I predicted gloomy economic times ahead in a recent Commentary. There are others who believe in a similar fate including Nobel Prize Winning Economist, Robert Shiller, who sees ‘bubbles everywhere’ and offers advice to ‘invest even though you expect the price to decline’ according to the Investor’s Business Daily piece. That might be the worst advice I ever heard. There are ways to weather the storm when macro forces are blowing full gale. In fact, it is an opportunity to add a core position. These are positions that I intend to hold for a significant period of time. Trading pays the bills while core positions can really build wealth.
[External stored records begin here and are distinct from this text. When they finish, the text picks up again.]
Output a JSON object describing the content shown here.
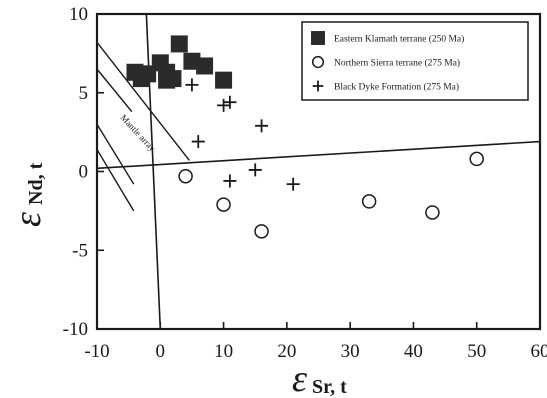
{
  "chart_data": {
    "type": "scatter",
    "xlim": [
      -10,
      60
    ],
    "ylim": [
      -10,
      10
    ],
    "x_ticks": [
      "-10",
      "0",
      "10",
      "20",
      "30",
      "40",
      "50",
      "60"
    ],
    "y_ticks": [
      "10",
      "5",
      "0",
      "-5",
      "-10"
    ],
    "xlabel": {
      "symbol": "ε",
      "subscript": "Sr, t"
    },
    "ylabel": {
      "symbol": "ε",
      "subscript": "Nd, t"
    },
    "annotation": "Mantle array",
    "legend_position": "top-right",
    "grid": false,
    "series": [
      {
        "name": "Eastern Klamath terrane (250 Ma)",
        "marker": "filled-square",
        "points": [
          [
            -4,
            6.3
          ],
          [
            -2,
            6.2
          ],
          [
            0,
            6.9
          ],
          [
            1,
            6.3
          ],
          [
            1,
            5.8
          ],
          [
            2,
            5.9
          ],
          [
            -3,
            5.9
          ],
          [
            3,
            8.1
          ],
          [
            5,
            7.0
          ],
          [
            7,
            6.7
          ],
          [
            10,
            5.8
          ]
        ]
      },
      {
        "name": "Northern Sierra terrane (275 Ma)",
        "marker": "open-circle",
        "points": [
          [
            4,
            -0.3
          ],
          [
            10,
            -2.1
          ],
          [
            16,
            -3.8
          ],
          [
            33,
            -1.9
          ],
          [
            43,
            -2.6
          ],
          [
            50,
            0.8
          ]
        ]
      },
      {
        "name": "Black Dyke Formation (275 Ma)",
        "marker": "plus",
        "points": [
          [
            5,
            5.5
          ],
          [
            6,
            1.9
          ],
          [
            10,
            4.2
          ],
          [
            11,
            4.4
          ],
          [
            16,
            2.9
          ],
          [
            11,
            -0.6
          ],
          [
            15,
            0.1
          ],
          [
            21,
            -0.8
          ]
        ]
      }
    ]
  }
}
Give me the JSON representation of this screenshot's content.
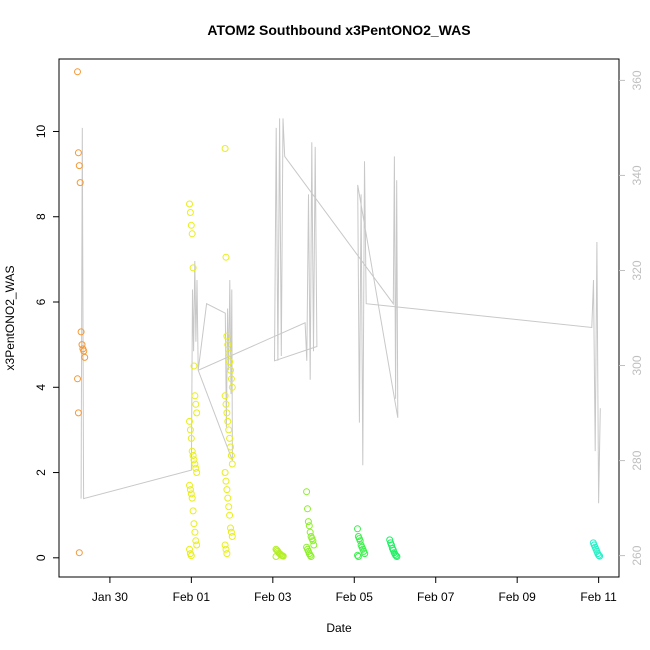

I described in my Macro Trading Commentary that I established a core position in precious metals for reasons extolled by the experts mentioned in that post. I am not a perennial gold bug although there are solid portfolio benefits to owning gold in the long term. I see gold as a major winner as we head into economic winter. This post is a review of the many ways to go long the precious metals complex.
Gold and Silver Bullion
Owning physical gold and silver might make sense if you believe there is a calamity on the way. There are no counter parties, but you do have to contend with security risks and additional costs.
Gold and Silver Futures and Options on Futures
I prefer to bet on rising precious metals prices by utilizing futures and futures options. Futures are capital efficient. One GC future controls 100 ounces of gold. One SI future controls 5000 ounces of silver. The markets are liquid and deep and allow for easy rolling of options to lower cost basis. This is especially true when volatility is elevated. I own GC futures and have sold GC and SI puts to go long. The leverage is a double edged sword so it is very important not to get too big in these positions as a relatively small decline can wipe out an account and more. Keep the notional value of the contracts in mind.
Gold and Silver ETFs and Options
There are numerous gold and silver ETFs. Some of them are very liquid including GLD, GDX and GDXJ. Selling puts in these underlyings is a decent strategy for going long precious metals especially if a trader is unable to utilize futures. Silver ETFs tend to be less liquid. Silver is known to be more volatile than gold so it is possible that the potential percentage gain of silver will exceed that of gold when the precious metals start moving upward.
Gold and Silver Equities
The are many stocks in this universe although most of them have small market caps which makes it difficult for large players to engage. This is another way that retail traders have an advantage. The various type of companies include producers or near producers, royalty and streaming companies, explorers, and prospect generators. Producers are companies mining precious metals. Near producers are companies developing a mine. Royalty companies offer financing for the right to take a percentage of the precious metals mined. Streamers pay a fixed discounted amount for the precious metals mined by a company in exchange for financing. Explorers are active in the search for deposits and prospect generators are an explorer subset that de-risk exploration by developing partnerships to defray their costs. I will elaborate on each type of equity as they are added to Speculations.
I have been adding to precious metals positions on this recent weakness as I expect prices to rise in the new year.